In un recente viaggio nella Ville Lumière mi sono imbattuta in una realtà dal fascino inconfondibile, quella dei Bouillons. I francesi, si sa, sono dei rivoluzionari e a loro si deve anche l’innovazione della moderna formula ristorativa che si fa carico di tutti gli step nel passaggio dalla materia prima al prodotto finito, dal produttore al consumatore per intenderci.

Facciamo un tuffo in un passato non troppo remoto. È il 1860 e il rinomato macellaio parigino Pierre-Louis Duval, per rendere la sua attività ancora più redditizia, ha una brillante intuizione. Secondo la filosofia del “non si butta via nulla”, pensò bene di creare dei locali in cui proporre agli operai e ai lavoratori del Marché des Halles gli scarti e i tagli di carne meno nobili, non graditi alla sua clientela agiata. Ne fece un caldo brodo ristoratore, un bouillon restaurant appunto, che diede il nome a questa nuova tipologia di ristorante.

Venne così inaugurata la prima catena di ristorazione francese. I Bouillons si diffusero a macchia d’olio in tutta la capitale e finì per esserne attratta anche la borghesia, non solo per la promessa di pasti abbondanti a prezzi modici, ma soprattutto per l’atmosfera chic che vi si respirava. Nonostante l’originaria vocazione a essere luoghi di ristoro per la manodopera stanca e sporca di una Parigi in trasformazione, l’estetica delle sale veniva curata fin nei minimi dettagli, con decori raffinati ed eleganti in stile Art Nouveau. Nell’architettura e nell’arredamento dei Bouillons sono immancabili ampie vetrate, specchi e motivi floreali dalle linee sinuose. A passare è un messaggio straordinario di uguaglianza: tanto i poveri quanto i ricchi hanno occhi per ammirare la bellezza e palati per apprezzare la bontà.

Ben presto comparve la concorrenza e l’offerta dei menù si diversificò includendo tutta una serie di piatti tipici della gastronomia francese. Nel 1900 a Parigi si contavano più di duecento Bouillons. Tra i più popolari ancora oggi non si può non menzionare il Bouillon Chartier, nella rue du Faubourg Montmartre, e il Bouillon Julien, nella rue du Faubourg Saint-Denis, entrambi classificati tra i monumenti storici francesi.

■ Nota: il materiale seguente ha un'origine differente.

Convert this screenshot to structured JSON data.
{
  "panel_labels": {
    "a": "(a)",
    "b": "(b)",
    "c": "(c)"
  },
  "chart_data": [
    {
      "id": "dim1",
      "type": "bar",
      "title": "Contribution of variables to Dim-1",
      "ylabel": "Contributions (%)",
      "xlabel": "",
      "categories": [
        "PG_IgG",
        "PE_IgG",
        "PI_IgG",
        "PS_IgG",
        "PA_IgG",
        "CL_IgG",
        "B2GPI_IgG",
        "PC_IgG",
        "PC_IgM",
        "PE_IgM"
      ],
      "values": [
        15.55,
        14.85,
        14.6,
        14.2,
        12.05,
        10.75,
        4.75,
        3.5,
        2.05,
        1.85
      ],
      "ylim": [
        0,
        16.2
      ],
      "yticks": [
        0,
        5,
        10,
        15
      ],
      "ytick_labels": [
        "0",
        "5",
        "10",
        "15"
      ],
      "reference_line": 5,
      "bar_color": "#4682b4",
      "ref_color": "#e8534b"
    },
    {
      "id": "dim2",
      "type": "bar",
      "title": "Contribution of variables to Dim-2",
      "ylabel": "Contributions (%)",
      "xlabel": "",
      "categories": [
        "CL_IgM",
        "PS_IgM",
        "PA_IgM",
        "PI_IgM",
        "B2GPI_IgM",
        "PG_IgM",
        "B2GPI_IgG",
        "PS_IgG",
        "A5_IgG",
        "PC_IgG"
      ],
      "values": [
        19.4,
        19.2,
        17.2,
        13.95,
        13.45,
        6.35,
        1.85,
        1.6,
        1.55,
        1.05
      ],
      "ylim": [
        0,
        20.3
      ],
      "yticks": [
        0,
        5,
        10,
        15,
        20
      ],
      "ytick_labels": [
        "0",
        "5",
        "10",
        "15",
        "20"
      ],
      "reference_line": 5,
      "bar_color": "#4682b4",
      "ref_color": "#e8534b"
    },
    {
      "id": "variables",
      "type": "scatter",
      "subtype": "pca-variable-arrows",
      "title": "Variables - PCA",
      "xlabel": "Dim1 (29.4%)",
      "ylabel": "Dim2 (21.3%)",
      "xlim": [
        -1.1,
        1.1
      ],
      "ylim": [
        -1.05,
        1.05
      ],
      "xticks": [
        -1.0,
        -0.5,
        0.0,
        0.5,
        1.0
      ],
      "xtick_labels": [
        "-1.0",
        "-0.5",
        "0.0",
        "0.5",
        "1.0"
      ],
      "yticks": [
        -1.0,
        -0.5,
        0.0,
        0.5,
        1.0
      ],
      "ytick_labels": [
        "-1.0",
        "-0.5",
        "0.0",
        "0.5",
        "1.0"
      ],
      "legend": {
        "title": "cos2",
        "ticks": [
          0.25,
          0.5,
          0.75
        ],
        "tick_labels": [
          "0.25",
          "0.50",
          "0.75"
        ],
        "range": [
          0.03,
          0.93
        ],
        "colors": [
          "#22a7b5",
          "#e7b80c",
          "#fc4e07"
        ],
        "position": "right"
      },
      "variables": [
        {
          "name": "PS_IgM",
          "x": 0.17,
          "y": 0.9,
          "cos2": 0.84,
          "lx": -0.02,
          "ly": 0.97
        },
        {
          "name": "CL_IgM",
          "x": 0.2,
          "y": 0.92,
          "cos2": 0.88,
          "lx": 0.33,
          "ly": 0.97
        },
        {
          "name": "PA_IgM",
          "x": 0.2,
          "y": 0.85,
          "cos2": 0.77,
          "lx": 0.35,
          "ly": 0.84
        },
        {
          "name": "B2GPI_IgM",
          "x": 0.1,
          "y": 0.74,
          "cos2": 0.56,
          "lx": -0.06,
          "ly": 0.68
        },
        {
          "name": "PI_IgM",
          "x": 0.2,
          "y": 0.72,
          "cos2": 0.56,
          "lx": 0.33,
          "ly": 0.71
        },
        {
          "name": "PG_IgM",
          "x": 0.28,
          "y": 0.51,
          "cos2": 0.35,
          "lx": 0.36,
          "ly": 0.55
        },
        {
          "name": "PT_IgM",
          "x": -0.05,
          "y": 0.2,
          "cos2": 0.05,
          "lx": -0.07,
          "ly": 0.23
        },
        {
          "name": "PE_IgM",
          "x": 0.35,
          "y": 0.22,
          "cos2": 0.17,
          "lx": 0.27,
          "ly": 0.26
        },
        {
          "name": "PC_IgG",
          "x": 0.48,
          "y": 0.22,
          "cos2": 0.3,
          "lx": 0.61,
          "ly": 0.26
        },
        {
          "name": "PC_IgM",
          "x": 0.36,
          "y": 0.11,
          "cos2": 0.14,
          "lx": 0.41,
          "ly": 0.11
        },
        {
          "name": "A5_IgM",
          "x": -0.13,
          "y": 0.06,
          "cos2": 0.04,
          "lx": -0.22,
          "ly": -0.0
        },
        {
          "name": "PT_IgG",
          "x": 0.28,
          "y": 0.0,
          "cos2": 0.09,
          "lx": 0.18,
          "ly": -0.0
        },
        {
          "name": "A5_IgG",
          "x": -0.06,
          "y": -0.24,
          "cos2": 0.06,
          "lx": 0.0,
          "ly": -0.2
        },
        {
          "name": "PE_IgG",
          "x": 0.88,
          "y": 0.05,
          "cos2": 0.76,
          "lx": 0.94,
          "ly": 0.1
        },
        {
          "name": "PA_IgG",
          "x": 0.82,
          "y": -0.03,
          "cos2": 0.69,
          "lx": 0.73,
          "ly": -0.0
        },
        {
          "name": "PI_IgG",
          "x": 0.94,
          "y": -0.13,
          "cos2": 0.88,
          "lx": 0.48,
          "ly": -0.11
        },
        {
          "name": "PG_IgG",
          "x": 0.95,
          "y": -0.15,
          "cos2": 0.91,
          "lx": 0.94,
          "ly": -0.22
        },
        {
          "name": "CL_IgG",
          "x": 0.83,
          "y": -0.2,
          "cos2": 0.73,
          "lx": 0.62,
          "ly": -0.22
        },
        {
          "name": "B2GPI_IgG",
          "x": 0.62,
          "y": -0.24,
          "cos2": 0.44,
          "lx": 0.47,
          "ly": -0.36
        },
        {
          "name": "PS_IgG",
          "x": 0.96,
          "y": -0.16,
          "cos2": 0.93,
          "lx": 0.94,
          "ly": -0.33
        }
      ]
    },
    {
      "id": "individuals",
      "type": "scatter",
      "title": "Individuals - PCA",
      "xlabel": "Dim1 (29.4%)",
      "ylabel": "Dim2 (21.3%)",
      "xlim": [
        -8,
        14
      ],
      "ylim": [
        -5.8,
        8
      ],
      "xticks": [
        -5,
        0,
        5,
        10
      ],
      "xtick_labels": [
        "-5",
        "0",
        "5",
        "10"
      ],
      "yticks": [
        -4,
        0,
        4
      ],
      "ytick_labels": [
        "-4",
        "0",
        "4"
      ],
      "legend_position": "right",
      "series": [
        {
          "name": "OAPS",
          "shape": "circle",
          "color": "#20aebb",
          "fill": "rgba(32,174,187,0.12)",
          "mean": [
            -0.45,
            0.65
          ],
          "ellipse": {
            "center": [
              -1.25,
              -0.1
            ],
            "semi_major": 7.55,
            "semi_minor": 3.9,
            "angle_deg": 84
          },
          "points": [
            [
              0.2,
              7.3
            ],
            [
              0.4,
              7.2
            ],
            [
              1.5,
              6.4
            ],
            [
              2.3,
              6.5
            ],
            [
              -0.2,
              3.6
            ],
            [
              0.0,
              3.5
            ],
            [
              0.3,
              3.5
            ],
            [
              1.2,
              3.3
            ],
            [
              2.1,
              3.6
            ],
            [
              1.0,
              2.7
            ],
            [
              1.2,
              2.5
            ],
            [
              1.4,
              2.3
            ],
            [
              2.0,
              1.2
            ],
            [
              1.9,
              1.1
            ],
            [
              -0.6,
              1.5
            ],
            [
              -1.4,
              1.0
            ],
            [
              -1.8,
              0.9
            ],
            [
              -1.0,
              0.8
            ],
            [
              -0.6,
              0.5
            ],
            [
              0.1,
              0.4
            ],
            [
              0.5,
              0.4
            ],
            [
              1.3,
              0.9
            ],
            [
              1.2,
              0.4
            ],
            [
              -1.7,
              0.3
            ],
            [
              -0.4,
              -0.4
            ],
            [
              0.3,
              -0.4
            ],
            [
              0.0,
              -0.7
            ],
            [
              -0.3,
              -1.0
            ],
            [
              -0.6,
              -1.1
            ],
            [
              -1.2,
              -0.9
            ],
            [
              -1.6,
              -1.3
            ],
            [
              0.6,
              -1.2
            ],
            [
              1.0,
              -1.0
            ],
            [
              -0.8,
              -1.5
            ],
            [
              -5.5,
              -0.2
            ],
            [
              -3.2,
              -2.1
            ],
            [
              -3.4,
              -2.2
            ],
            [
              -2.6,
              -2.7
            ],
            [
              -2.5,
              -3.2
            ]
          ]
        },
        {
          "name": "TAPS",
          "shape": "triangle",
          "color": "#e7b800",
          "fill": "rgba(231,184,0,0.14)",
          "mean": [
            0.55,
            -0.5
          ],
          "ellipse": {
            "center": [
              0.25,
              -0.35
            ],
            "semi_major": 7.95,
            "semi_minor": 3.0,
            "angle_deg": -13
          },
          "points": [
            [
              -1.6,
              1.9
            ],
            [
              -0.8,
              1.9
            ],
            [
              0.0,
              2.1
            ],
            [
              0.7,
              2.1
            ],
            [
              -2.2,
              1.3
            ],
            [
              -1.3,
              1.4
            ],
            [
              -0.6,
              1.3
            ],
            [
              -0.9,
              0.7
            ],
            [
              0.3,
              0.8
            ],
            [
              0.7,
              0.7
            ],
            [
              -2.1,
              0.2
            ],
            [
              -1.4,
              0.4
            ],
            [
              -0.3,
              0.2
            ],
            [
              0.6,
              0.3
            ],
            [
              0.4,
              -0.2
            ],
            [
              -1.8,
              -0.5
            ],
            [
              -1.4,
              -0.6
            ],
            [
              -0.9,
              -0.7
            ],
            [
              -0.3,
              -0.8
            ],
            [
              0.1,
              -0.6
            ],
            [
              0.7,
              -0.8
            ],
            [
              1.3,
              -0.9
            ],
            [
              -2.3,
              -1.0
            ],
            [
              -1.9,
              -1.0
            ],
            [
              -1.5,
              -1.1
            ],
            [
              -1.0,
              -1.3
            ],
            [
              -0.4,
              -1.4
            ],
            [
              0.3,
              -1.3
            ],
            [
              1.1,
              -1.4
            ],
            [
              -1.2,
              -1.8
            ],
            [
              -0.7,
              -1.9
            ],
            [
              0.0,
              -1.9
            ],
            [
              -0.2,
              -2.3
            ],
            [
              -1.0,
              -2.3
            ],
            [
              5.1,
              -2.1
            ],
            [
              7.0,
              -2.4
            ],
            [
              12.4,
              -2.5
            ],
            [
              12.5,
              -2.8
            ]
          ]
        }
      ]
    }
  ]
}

Il primo non passa certo inosservato, soprattutto per la lunga coda di persone che freme per entrare. Non sono ammesse prenotazioni e la gente è disposta ad attendere il proprio turno con la determinazione di chi sa bene che ne varrà la pena. Per tradizione l’ordinazione e il conto vengono appuntati sulle tovagliette di carta.

Il secondo è uno dei ristoranti obiettivamente più belli di tutta Parigi. La struttura presenta opere di gran pregio artistico: le famose femmes-fleures, ninfe che incarnano le quattro stagioni, furono realizzate dal mastro vetraio Trezel, mentre il celebre ebanista Majorelle si occupò del mobilio in legno, creando un delizioso angolo bar in mogano di Cuba rivestito di stagno. In una recente ristrutturazione dell’immobile volta a restituirgli autenticità, attraverso una stratigrafia della pittura, si è scoperto il colore originario delle pareti, un magnifico verde céladon, che oggi è possibile osservare in tutta la sua singolarità.

Al Bouillon Julien sono state girate alcune scene de La Môme, un film biografico sulla vita di Édith Piaf, interpretata da Marion Cotillard. Si narra infatti che la cantautrice francese fosse una cliente affezionata del ristorante ed era solita sedersi al tavolo numero 24 aspettando il suo amato Marcel Cerdan, campione di pugilato.

All’entrata del Bouillon Julien c’è uno spesso tendone che non lascia trasparire nulla dall’interno e segna il confine tra la Parigi del ventunesimo secolo fuori e quella della Belle Époque dentro. Varcata la soglia la meraviglia è assicurata. Sei immerso in un’aura di convivialità e familiarità. C’è un via vai di camerieri in divise rétro e uno di loro ti accoglie con garbo per farti accomodare nel tanto atteso tavolo libero, spesso a fianco di altri ospiti, turisti o autoctoni che sia, con cui scambiare sguardi e sorrisi appena accennati. Ebbene sì, i Bouillons sono ancora molto frequentati da parigini doc, senza dubbio un’ottima garanzia di qualità. Provare per credere.